Вот уже второй день наш гошпиталь в полном составе, со всем персоналом, пораненными и больными находится в мире так называемого Тридесятого царства. С небес тут жарит яростно оскаленное солнце, воздух благоухает миррой и ладаном, а из земли бьет фонтан самой настоящей живой воды. От ощущения творящегося повсюду чуда у меня даже дыбом на голове встают давно отсутствующие волосы[16]
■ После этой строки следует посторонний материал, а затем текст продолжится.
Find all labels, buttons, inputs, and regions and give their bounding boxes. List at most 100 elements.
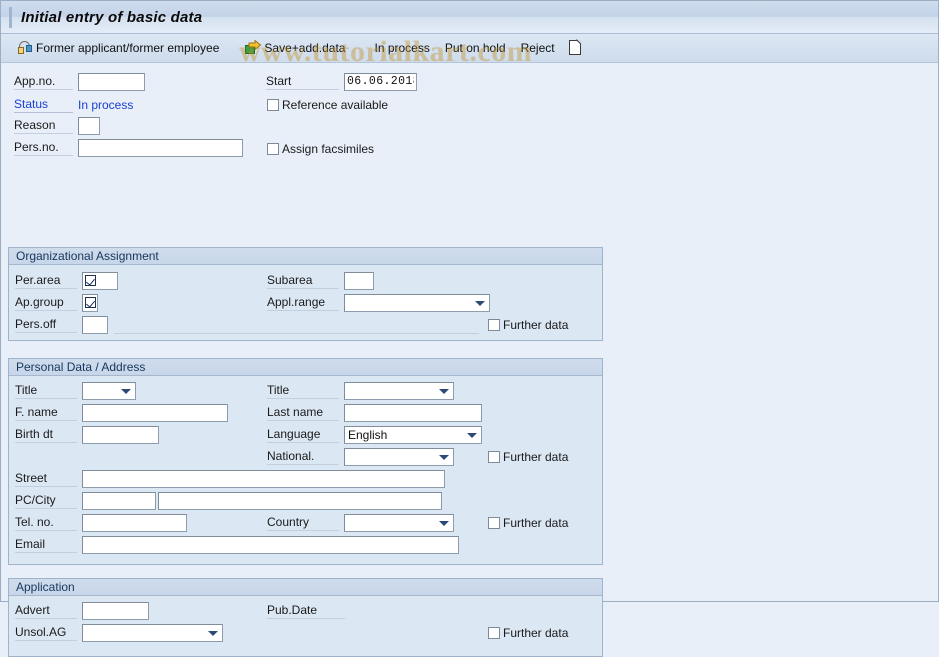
field-nationality: National. — [267, 447, 454, 466]
field-telephone: Tel. no. — [15, 513, 187, 532]
application-window: Initial entry of basic data Former appli… — [0, 0, 939, 657]
app-no-label: App.no. — [14, 73, 73, 90]
field-country: Country — [267, 513, 454, 532]
field-personal-further-data-bottom: Further data — [488, 513, 568, 532]
field-per-area: Per.area — [15, 271, 118, 290]
pers-off-input[interactable] — [82, 315, 108, 334]
save-add-data-icon — [245, 40, 262, 55]
telephone-input[interactable] — [82, 513, 187, 532]
title-left-label: Title — [15, 382, 77, 399]
app-no-input[interactable] — [78, 72, 145, 91]
field-unsol-ag: Unsol.AG — [15, 623, 223, 642]
reason-input[interactable] — [78, 116, 100, 135]
start-date-input[interactable] — [344, 72, 417, 91]
field-street: Street — [15, 469, 445, 488]
country-dropdown[interactable] — [344, 513, 454, 532]
field-pers-off: Pers.off — [15, 315, 108, 334]
unsol-ag-label: Unsol.AG — [15, 624, 77, 641]
checked-box-icon — [85, 275, 96, 286]
field-pc-city: PC/City — [15, 491, 442, 510]
language-dropdown[interactable]: English — [344, 425, 482, 444]
street-input[interactable] — [82, 469, 445, 488]
org-further-data-checkbox[interactable]: Further data — [488, 318, 568, 332]
chevron-down-icon — [475, 300, 485, 306]
field-title-left: Title — [15, 381, 136, 400]
assign-facsimiles-checkbox[interactable]: Assign facsimiles — [267, 142, 374, 156]
toolbar-button-former-applicant[interactable]: Former applicant/former employee — [14, 37, 223, 59]
ap-group-input[interactable] — [82, 293, 98, 312]
advert-label: Advert — [15, 602, 77, 619]
panel-personal-data-title: Personal Data / Address — [9, 359, 602, 376]
field-pub-date: Pub.Date — [267, 601, 350, 620]
toolbar-button-put-on-hold-label: Put on hold — [444, 41, 506, 55]
assign-facsimiles-checkbox-box[interactable] — [267, 142, 279, 155]
city-input[interactable] — [158, 491, 442, 510]
toolbar-button-save-add-data-label: Save+add.data — [264, 41, 346, 55]
pers-off-divider — [114, 333, 479, 334]
chevron-down-icon — [121, 388, 131, 394]
field-app-no: App.no. — [14, 72, 145, 91]
first-name-input[interactable] — [82, 403, 228, 422]
nationality-dropdown[interactable] — [344, 447, 454, 466]
field-assign-facsimiles: Assign facsimiles — [267, 139, 374, 158]
panel-personal-data: Personal Data / Address Title F. name Bi… — [8, 358, 603, 565]
reference-available-checkbox-box[interactable] — [267, 98, 279, 111]
assign-facsimiles-label: Assign facsimiles — [282, 141, 375, 156]
title-left-dropdown[interactable] — [82, 381, 136, 400]
personal-further-data-bottom-checkbox-box[interactable] — [488, 516, 500, 529]
field-personal-further-data-top: Further data — [488, 447, 568, 466]
appl-range-dropdown[interactable] — [344, 293, 490, 312]
panel-personal-data-body: Title F. name Birth dt Title Last name L… — [9, 376, 602, 564]
status-label[interactable]: Status — [14, 96, 73, 113]
title-right-label: Title — [267, 382, 339, 399]
application-further-data-checkbox[interactable]: Further data — [488, 626, 568, 640]
per-area-input[interactable] — [82, 271, 118, 290]
first-name-label: F. name — [15, 404, 77, 421]
field-reference-available: Reference available — [267, 95, 388, 114]
toolbar-button-put-on-hold[interactable]: Put on hold — [438, 37, 510, 59]
street-label: Street — [15, 470, 77, 487]
birth-date-input[interactable] — [82, 425, 159, 444]
advert-input[interactable] — [82, 601, 149, 620]
pers-no-input[interactable] — [78, 138, 243, 157]
subarea-input[interactable] — [344, 271, 374, 290]
title-right-dropdown[interactable] — [344, 381, 454, 400]
chevron-down-icon — [208, 630, 218, 636]
chevron-down-icon — [439, 388, 449, 394]
application-further-data-checkbox-box[interactable] — [488, 626, 500, 639]
email-input[interactable] — [82, 535, 459, 554]
toolbar-button-save-add-data[interactable]: Save+add.data — [241, 37, 349, 59]
panel-application: Application Advert Pub.Date Unsol.AG Fur… — [8, 578, 603, 657]
panel-organizational-assignment-body: Per.area Ap.group Pers.off Subarea Appl.… — [9, 265, 602, 340]
toolbar-button-former-applicant-label: Former applicant/former employee — [36, 41, 220, 55]
toolbar-button-blank-document[interactable] — [563, 35, 586, 59]
personal-further-data-bottom-label: Further data — [503, 515, 569, 530]
reference-available-checkbox[interactable]: Reference available — [267, 98, 388, 112]
toolbar-button-reject[interactable]: Reject — [514, 37, 559, 59]
toolbar-button-in-process[interactable]: In process — [367, 37, 433, 59]
personal-further-data-top-checkbox-box[interactable] — [488, 450, 500, 463]
country-label: Country — [267, 514, 339, 531]
field-application-further-data: Further data — [488, 623, 568, 642]
toolbar-button-reject-label: Reject — [520, 41, 555, 55]
start-date-label: Start — [266, 73, 339, 90]
org-further-data-checkbox-box[interactable] — [488, 318, 500, 331]
title-bar: Initial entry of basic data — [1, 1, 938, 34]
language-value: English — [348, 427, 388, 442]
postal-code-input[interactable] — [82, 491, 156, 510]
personal-further-data-top-checkbox[interactable]: Further data — [488, 450, 568, 464]
personal-further-data-bottom-checkbox[interactable]: Further data — [488, 516, 568, 530]
pub-date-label: Pub.Date — [267, 602, 345, 619]
ap-group-label: Ap.group — [15, 294, 77, 311]
reason-label: Reason — [14, 117, 73, 134]
birth-date-label: Birth dt — [15, 426, 77, 443]
nationality-label: National. — [267, 448, 339, 465]
status-value: In process — [78, 97, 134, 112]
field-reason: Reason — [14, 116, 100, 135]
toolbar: Former applicant/former employee Save+ad… — [1, 34, 938, 63]
last-name-input[interactable] — [344, 403, 482, 422]
checked-box-icon — [84, 297, 96, 308]
chevron-down-icon — [439, 454, 449, 460]
unsol-ag-dropdown[interactable] — [82, 623, 223, 642]
pc-city-label: PC/City — [15, 492, 77, 509]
. Госпожа Максимова, которая прежде, как и я, была отчаянной материалисткой, разъяснила мне, что магическая энергия находится в сродстве с еще непознанной нами энергией жизни, которая и отличает живое от неживого. Она говорит, что косвенно это подтверждается тем, что только живая природа (растения, животные и люди) способна генерировать магическую энергию без посреднического участия духов стихий, и то небольшое количество магии, которое имеется в верхних мирах, как раз и обусловлено наличием этого источника. Его же используют разного рода ведуньи, магнетизеры и колдуны, не имеющие талантов для подключения к энергии мирового эфира. Но к князю Серегину и его присным это не относится. Ни одного колдуна, или мага, зависящего от благосклонности духов стихий, в его окружении нет. Он не упрашивает этих капризных созданий поделиться своей силой, а повелевает им, как генерал повелевает своими солдатами, где им сражаться и где умирать. Кстати, некоторые признаки заставляют меня подозревать, что я тоже имею определенную чувствительность к магии; но чтобы сказать точнее, необходимо устроить специальную проверку.С первых же минут нашего пребывания в гостях у князя Серегина местный персонал, составленный молоденьких остроухих девиц страшной привлекательной силы, совершенно отстранил от дела растерявшихся сестер Крестовоздвиженской общины, неуклюжих в своих серых глухих платьях. Матушка Серафима даже попыталась пожаловаться мне на срамных бесстыдниц, но я только сказал, что в чужой монастырь со своим уставом не ходят. Невместно это. К тому же госпожа Максимова категорически запретила сестрам на пушечный выстрел приближаться к пациентам до тех пор, пока они начисто не вымоются и не переоденутся в местные медицинский одежды – пусть не такие нескромные, как на молоденьких прелестницах, но легкие, белые и стерильно чистые. И вообще, все сестры сами нуждаются в экстренном лечении от самых разных болезней, в первую очередь от хронической усталости и переутомления.
Эти девицы, обряженные только в короткие белые халатики, едва прикрывающие срам, точеными контурами своих фигур напоминали молоденьких Венер, неукоснительно выполняли все указания госпожи Лилии и Галины Петровны. Некоторых раненых, осмотренным сим консилиумом, погружали в ванны с живой водой сразу же после полного удаления одежды и повязок. У других повязки, сделанные еще в Севастополе, было велено пока сохранить, и погрузить раненых в живую воду прямо вместе с ними, третьих Галина Петровна повторно оперировала тут же, ругаясь как извозчик на забытые в ране клочья мундиров и сапожной кожи. Все время, пока шла такая операция, госпожа Лилия стояла рядом и держала пациента ладонями за виски, силой своей магии утоляя боль и не давая страдальцу отойти в мир иной.
Меня тоже допустили до ассистирования Галине Петровне при этих операциях, но только после того, как я согласился надеть на себя такие же белые одежды, как и на артанских врачах, а лицо закрыть марлевой маской, чтобы даже пары моего дыхания не попадали в открытую рану. До самостоятельных операций доктор Максимова допускать меня отказывалась, и не в силу моего недостаточного мастерства, а из-за того, что я в значительной степени действовал бы по наитию, исходя из своего большого врачебного опыта, а Галина Петровна ВИДЕЛА, где необходимо вмешательство ее скальпеля. «Глаз-рентген» – с гордостью сказала по этому поводу госпожа Лилия, подняв вверх большой палец. Возможно, и у меня после проверки и инициации магом жизни появится такой талант, и тогда я буду ЗНАТЬ, что необходимо сделать, а не просто догадываться.